Today, the former assistant is a “powerhouse personal injury attorney” with several offices in two states, according to Garcia. “It is exciting to watch her become a community leader and mentor young lawyers as she builds her own firm.”  

Five Holland & Hart attorneys made the Top 50 Women list, more than any other firm in Colorado. 

“Holland & Hart has been at the forefront in terms of fostering an environment in which women can truly succeed, and that is evidenced by our strong showing on this list,” said managing partner Lucy Stark.

“When I started practicing, I often found myself as the only woman in the room.  It is quite a dramatic change to see that is rarely the case any longer,” she said. “I’m delighted at the progress our profession has made and looking forward to helping the next generation succeed.”

According to Holly Stein Sollod, practitioners in securities litigation and white-collar defense are still predominantly male. The securities and commercial litigation and arbitration partner at Holland & Hart said she’s working to train the next generation and increase the ranks of women in the practice area.

Sollod, who has more than 32 years of experience, said her securities litigation group’s major achievements from the past year included the dismissals of three security class actions upheld in the 10th Circuit. 

“Plaintiffs’ law firms continue to file securities cases at a record pace whenever the stock price of a publicly traded company drops,” she said. “We continue to be successful in challenging frivolous lawsuits at the initial stage on Motions to Dismiss.”

Jane Michaels, of counsel at Holland & Hart, is no stranger to the Top 50 Women list.
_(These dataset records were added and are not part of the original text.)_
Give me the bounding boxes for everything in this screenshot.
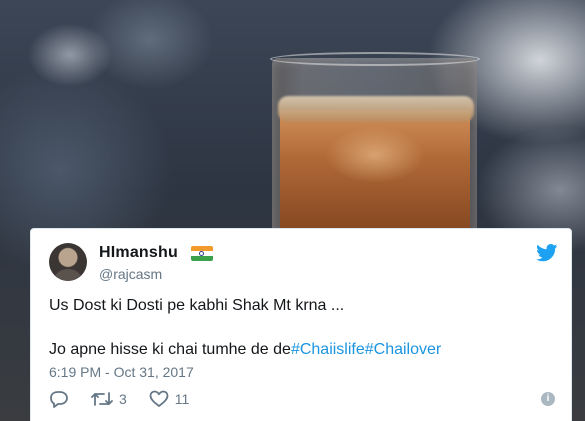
tea-foam [278, 96, 474, 122]
retweet-count: 3 [119, 391, 127, 407]
avatar[interactable] [49, 243, 87, 281]
tweet-card[interactable]: HImanshu @rajcasm Us Dost ki Dosti pe ka… [30, 228, 572, 421]
hashtag-chailover[interactable]: #Chailover [365, 341, 441, 358]
india-flag-icon [191, 246, 213, 261]
heart-icon [149, 390, 169, 407]
reply-icon [50, 391, 68, 408]
avatar-shoulders [55, 269, 81, 281]
retweet-icon [91, 392, 113, 406]
twitter-bird-icon[interactable] [536, 244, 558, 262]
user-handle[interactable]: @rajcasm [99, 266, 162, 282]
tweet-text-line-2-body: Jo apne hisse ki chai tumhe de de [49, 341, 291, 358]
hashtag-chaiislife[interactable]: #Chaiislife [291, 341, 365, 358]
tweet-timestamp[interactable]: 6:19 PM - Oct 31, 2017 [49, 364, 194, 380]
tweet-text-line-1: Us Dost ki Dosti pe kabhi Shak Mt krna .… [49, 297, 345, 314]
tweet-text-line-2: Jo apne hisse ki chai tumhe de de#Chaiis… [49, 341, 441, 359]
display-name[interactable]: HImanshu [99, 244, 178, 262]
reply-button[interactable] [49, 390, 69, 408]
info-icon[interactable]: i [541, 392, 555, 406]
like-button[interactable]: 11 [149, 390, 190, 408]
like-count: 11 [174, 391, 190, 407]
tweet-actions: 3 11 [49, 390, 211, 408]
retweet-button[interactable]: 3 [91, 390, 127, 408]
glass-rim [270, 52, 480, 66]
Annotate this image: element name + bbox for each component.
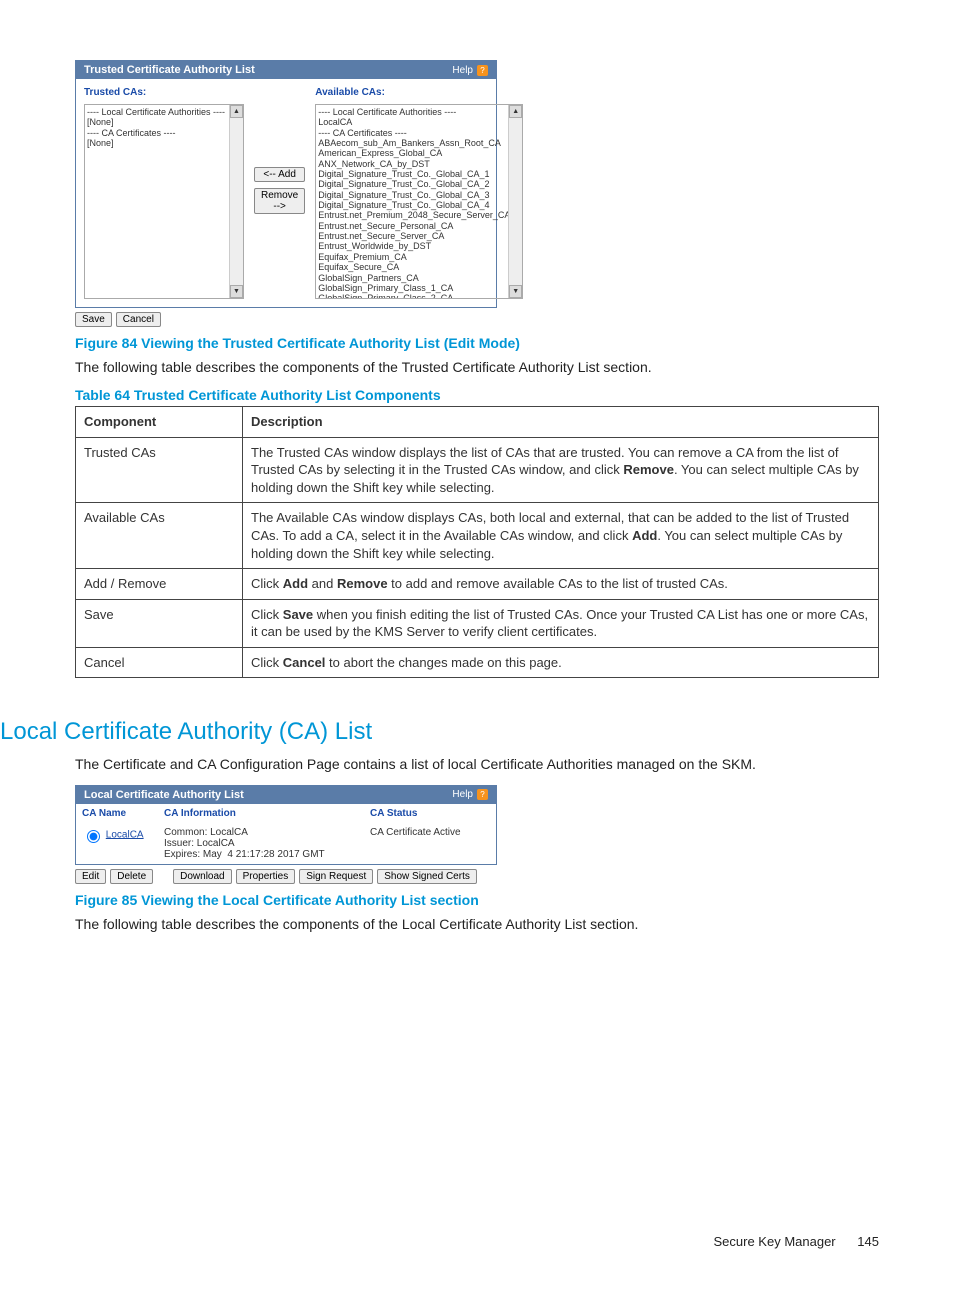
cancel-button[interactable]: Cancel [116,312,161,327]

In fact, she’s been on Super Lawyers lists recognizing Colorado’s top women lawyers for 15 years. She’s also proud to have been selected for another honor this year — Lawdragon’s 2020 Hall of Fame — along with 40 other attorneys and judges recognized as “Leading Lawyers in America.”

In recent years, Michaels has focused her practice on arbitration and mediation in commercial and intellectual property cases. Businesses are increasingly choosing to use arbitration and mediation to resolve their disputes, and there has been an “exponential” increase in online mediations, according to Michaels. “More clients are eager to select experienced arbitrators to decide their disputes in an economical, fair, and expeditious proceeding, rather than wait years for a final decision in court,” she said.

While she noted that there are “far more women attorneys in Colorado now than when I started practicing law,” and women have proved to be effective leaders in firms, corporations and other organizations, “there are still many obstacles to overcome and barriers to break through.”

Holland & Hart commercial litigation partner Maureen Witt also made the cut for the Top 50 Women list, a recognition she calls a “tremendous honor,” especially given the fierce competition in Colorado. 

“It inspires you to become an even better attorney and advocate, to represent your female colleagues in the profession to the very best of your ability at all times and to mentor other women attorneys to the greatest extent possible,” said Witt, whose other achievements in the past year include induction into the International Academy of Trial Lawyers.

“More women than ever are choosing to be trial lawyers, but we still need to see more women serve as first chair in major trials throughout the country,” Witt said.

Attorneys at smaller firms also had a strong showing on the Top 50 Women’s list. About half of the women who received the distinction hail from firms with 10 or fewer attorneys. 

Amy Miletich, shareholder at Miletich PC, said that having her own firm “definitely has its challenges, but it’s wonderful to have control over your working environment.”

Miletich, whose practice focuses on employment and insurance law, said her proudest recent accomplishments have been her activities and service to various bar organizations. In the past year, she has served on the boards of the Federation of Defense and Corporate Counsel and the National Foundation for Judicial Excellence.

“I think it’s a great time for women in the law. The virtues of diversity are being recognized and women are being promoted and acknowledged in-house and as outside counsel,” Miletich said. “And I have been blessed with the friendship and support of many female attorneys in every aspect of the practice.”